Time was, Compaq Computer Corp. was the bellwether stock in the personal computer business. In the early 1990s, investors looked to it, software giant Microsoft Corp., and chipmaker Intel Corp. for clues about the industry's health. Then along came Dell Computer Corp., which sold millions of computers directly to consumers, first by phone and later via the Web. The upstart soon unseated Compaq as the hardware company to watch when taking the industry's pulse. No wonder Wall Street swooned when Dell, Intel and Apple each issued earnings warnings last month--sending their stocks south.
Then on Oct. 12, consumer PC maker Gateway Inc. announced profits had surged by 35% while sales grew by 16%. "The sky is not falling," said John J. Todd, Gateway's chief financial officer. "In fact, the market is still solid." The Street breathed a sigh of relief and the following day pushed Gateway's shares to $52 from $43. Now, analysts are calling Gateway the prototype for the industry. "Gateway is running with a model that gives them an advantage over everyone," gushes Chase H&Q analyst Walter J. Winnitzki.
But is Gateway actually a new bellwether? Not really. The PC business used to be governed by fairly simple rules: Make millions of boxes as cheaply as possible and keep the prices falling for ever-faster machines. It was a model that worked because the market was young and customers weren't sophisticated enough to ask for anything other than the boxes that were being delivered.

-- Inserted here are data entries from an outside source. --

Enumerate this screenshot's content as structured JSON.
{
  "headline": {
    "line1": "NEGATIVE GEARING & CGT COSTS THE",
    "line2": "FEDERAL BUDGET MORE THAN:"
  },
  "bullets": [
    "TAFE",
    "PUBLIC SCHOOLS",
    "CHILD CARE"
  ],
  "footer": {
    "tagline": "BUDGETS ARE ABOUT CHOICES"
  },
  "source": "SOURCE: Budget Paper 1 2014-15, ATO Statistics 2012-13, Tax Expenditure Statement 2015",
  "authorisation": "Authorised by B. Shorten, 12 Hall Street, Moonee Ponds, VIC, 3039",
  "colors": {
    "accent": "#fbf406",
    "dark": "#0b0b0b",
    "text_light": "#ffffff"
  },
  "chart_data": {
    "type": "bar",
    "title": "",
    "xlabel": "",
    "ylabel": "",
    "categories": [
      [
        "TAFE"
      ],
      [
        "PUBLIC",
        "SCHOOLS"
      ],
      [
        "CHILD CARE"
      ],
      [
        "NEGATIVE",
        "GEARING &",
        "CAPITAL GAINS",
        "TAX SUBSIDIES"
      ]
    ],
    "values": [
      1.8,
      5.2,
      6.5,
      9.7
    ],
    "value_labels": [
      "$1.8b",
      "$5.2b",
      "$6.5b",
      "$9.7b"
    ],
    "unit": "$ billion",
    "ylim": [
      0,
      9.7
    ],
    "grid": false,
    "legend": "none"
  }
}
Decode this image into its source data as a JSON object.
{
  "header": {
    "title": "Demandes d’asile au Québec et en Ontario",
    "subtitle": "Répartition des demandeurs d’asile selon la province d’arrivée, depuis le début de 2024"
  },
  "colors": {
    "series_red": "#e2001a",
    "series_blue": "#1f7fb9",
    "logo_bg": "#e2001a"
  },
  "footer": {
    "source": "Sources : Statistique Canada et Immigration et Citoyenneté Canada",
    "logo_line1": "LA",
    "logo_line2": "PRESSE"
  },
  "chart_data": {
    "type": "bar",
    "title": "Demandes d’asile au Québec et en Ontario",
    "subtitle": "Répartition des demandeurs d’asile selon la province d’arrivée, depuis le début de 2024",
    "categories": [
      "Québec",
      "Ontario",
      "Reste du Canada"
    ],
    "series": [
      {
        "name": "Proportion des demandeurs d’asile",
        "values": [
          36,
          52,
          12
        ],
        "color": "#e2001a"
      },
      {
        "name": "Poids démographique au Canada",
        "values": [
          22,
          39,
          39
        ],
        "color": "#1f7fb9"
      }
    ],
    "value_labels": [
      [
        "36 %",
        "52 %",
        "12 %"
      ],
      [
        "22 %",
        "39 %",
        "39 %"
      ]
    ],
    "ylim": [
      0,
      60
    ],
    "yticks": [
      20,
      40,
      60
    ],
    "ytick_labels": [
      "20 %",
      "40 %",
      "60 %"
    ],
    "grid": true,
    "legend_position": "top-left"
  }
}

Today, the industry is far more fragmented. Dell is chasing business customers, Compaq is making headway with handhelds and Net access devices, and Gateway is focused on consumers. And buyers, many of whom own more than one computer, want a broader range of devices such as notebooks, handhelds and simple machines for surfing the Web.

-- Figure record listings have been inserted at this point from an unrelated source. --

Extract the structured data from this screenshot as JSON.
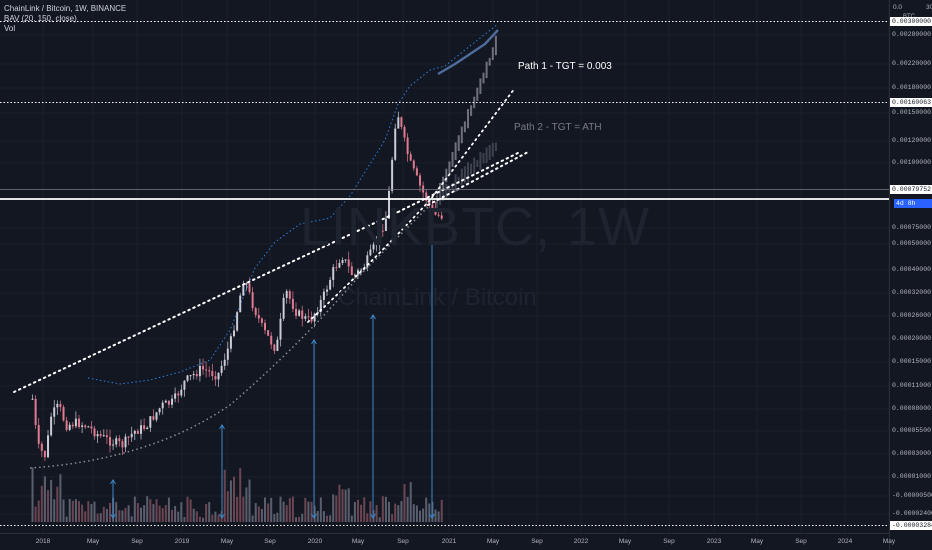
{
  "header": {
    "symbol_line": "ChainLink / Bitcoin, 1W, BINANCE",
    "indicator": "BAV (20, 150, close)",
    "volume": "Vol",
    "currency": "BTC",
    "scale_top": "0.0",
    "scale_top_right": "30"
  },
  "watermark": {
    "ticker": "LINKBTC, 1W",
    "name": "ChainLink / Bitcoin"
  },
  "annotations": {
    "path1": "Path 1 - TGT = 0.003",
    "path2": "Path 2 - TGT = ATH"
  },
  "price_axis": {
    "labels": [
      "0.00280000",
      "0.00220000",
      "0.00180000",
      "0.00150000",
      "0.00120000",
      "0.00100000",
      "0.00075000",
      "0.00050000",
      "0.00040000",
      "0.00032000",
      "0.00026000",
      "0.00020000",
      "0.00015000",
      "0.00011000",
      "0.00008000",
      "0.00005500",
      "0.00003000",
      "0.00001000",
      "-0.00000500",
      "-0.00002400"
    ],
    "tags": {
      "top": "0.00300000",
      "ath": "0.00160063",
      "current": "0.00079752",
      "countdown": "4d 8h",
      "bottom": "-0.00003284"
    }
  },
  "time_axis": [
    "2018",
    "May",
    "Sep",
    "2019",
    "May",
    "Sep",
    "2020",
    "May",
    "Sep",
    "2021",
    "May",
    "Sep",
    "2022",
    "May",
    "Sep",
    "2023",
    "May",
    "Sep",
    "2024",
    "May"
  ],
  "colors": {
    "background": "#131722",
    "up": "#c9ccd6",
    "down": "#e07a90",
    "band": "#2f7fd8",
    "annotation1": "#ffffff",
    "annotation2": "#787b86",
    "arrow": "#3c87c9"
  },
  "chart_data": {
    "type": "candlestick",
    "title": "ChainLink / Bitcoin, 1W, BINANCE",
    "xlabel": "",
    "ylabel": "BTC",
    "ylim": [
      -3.284e-05,
      0.003
    ],
    "levels": {
      "target": 0.003,
      "ath": 0.00160063,
      "current": 0.00079752
    },
    "price_path": [
      [
        "2017-12-01",
        9.5e-05
      ],
      [
        "2017-12-15",
        3.8e-05
      ],
      [
        "2018-01-05",
        2.8e-05
      ],
      [
        "2018-01-20",
        7.2e-05
      ],
      [
        "2018-02-10",
        8.5e-05
      ],
      [
        "2018-03-01",
        6.2e-05
      ],
      [
        "2018-04-01",
        6.5e-05
      ],
      [
        "2018-05-01",
        6e-05
      ],
      [
        "2018-06-01",
        5e-05
      ],
      [
        "2018-07-01",
        4.4e-05
      ],
      [
        "2018-08-01",
        4e-05
      ],
      [
        "2018-09-01",
        5.5e-05
      ],
      [
        "2018-10-01",
        6e-05
      ],
      [
        "2018-11-15",
        8.5e-05
      ],
      [
        "2018-12-15",
        9e-05
      ],
      [
        "2019-01-15",
        0.00012
      ],
      [
        "2019-03-01",
        0.00014
      ],
      [
        "2019-04-15",
        0.00013
      ],
      [
        "2019-05-20",
        0.0002
      ],
      [
        "2019-06-25",
        0.00038
      ],
      [
        "2019-07-15",
        0.0003
      ],
      [
        "2019-08-15",
        0.00023
      ],
      [
        "2019-09-20",
        0.00018
      ],
      [
        "2019-10-15",
        0.00033
      ],
      [
        "2019-11-15",
        0.00027
      ],
      [
        "2019-12-20",
        0.00025
      ],
      [
        "2020-01-25",
        0.00031
      ],
      [
        "2020-02-20",
        0.0004
      ],
      [
        "2020-03-15",
        0.00046
      ],
      [
        "2020-04-15",
        0.00038
      ],
      [
        "2020-05-15",
        0.00042
      ],
      [
        "2020-06-15",
        0.0005
      ],
      [
        "2020-07-15",
        0.0008
      ],
      [
        "2020-08-10",
        0.00155
      ],
      [
        "2020-08-25",
        0.0013
      ],
      [
        "2020-09-15",
        0.001
      ],
      [
        "2020-10-15",
        0.0009
      ],
      [
        "2020-11-20",
        0.0008
      ],
      [
        "2020-12-10",
        0.000797
      ]
    ],
    "projections": [
      {
        "name": "Path 1 - TGT = 0.003",
        "target": 0.003
      },
      {
        "name": "Path 2 - TGT = ATH",
        "target": 0.00160063
      }
    ]
  }
}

BEFORE THE FALL. At the same time, the market is far more treacherous. Nearly everyone agrees that sales of PCs are going to plateau in the next five years as the market becomes increasingly saturated, and will start falling soon thereafter. How companies fill that void will separate the eventual winners from the losers. Gateway's promising numbers make clear it's on to something.
Its answer has been to concentrate on "beyond the box" revenues: software, training classes, financing, Internet service--anything that can be bundled with a PC to boost the margins on a sale. More than half of Gateway's profits come from such add-ons, compared with about 15% at major rivals, according to Chase's Winnitzki. Says Gateway CEO Jeffrey Weitzen: "We're building a business that's about more than just the PC."
Gateway is finding new ways to reach consumers, too. Since 1996, the company has opened more than 600 Country Stores and kiosks in OfficeMax locations--retail outposts where customers can test and order a machine. The stores also provide a platform for selling services such as classes, which offer margins as high as 90%, compared with the company's 23% gross margins overall.
That formula may not be the prescription for every PC maker. But competitors are pursuing similar paths. Apple, for instance, is contemplating its own retail chain. And Hewlett-Packard Co. now sells its wares at kiosks in Circuit City, Staples, and Best Buy stores.
Gateway was early to recognize that the business of selling PCs has changed, and will likely prosper because of it. But while investors should watch Gateway for ideas on how to run a PC company, they should not look to it--or any other rival--as a proxy for the industry's health. The PC market of old has become too fractured to be represented by any one company.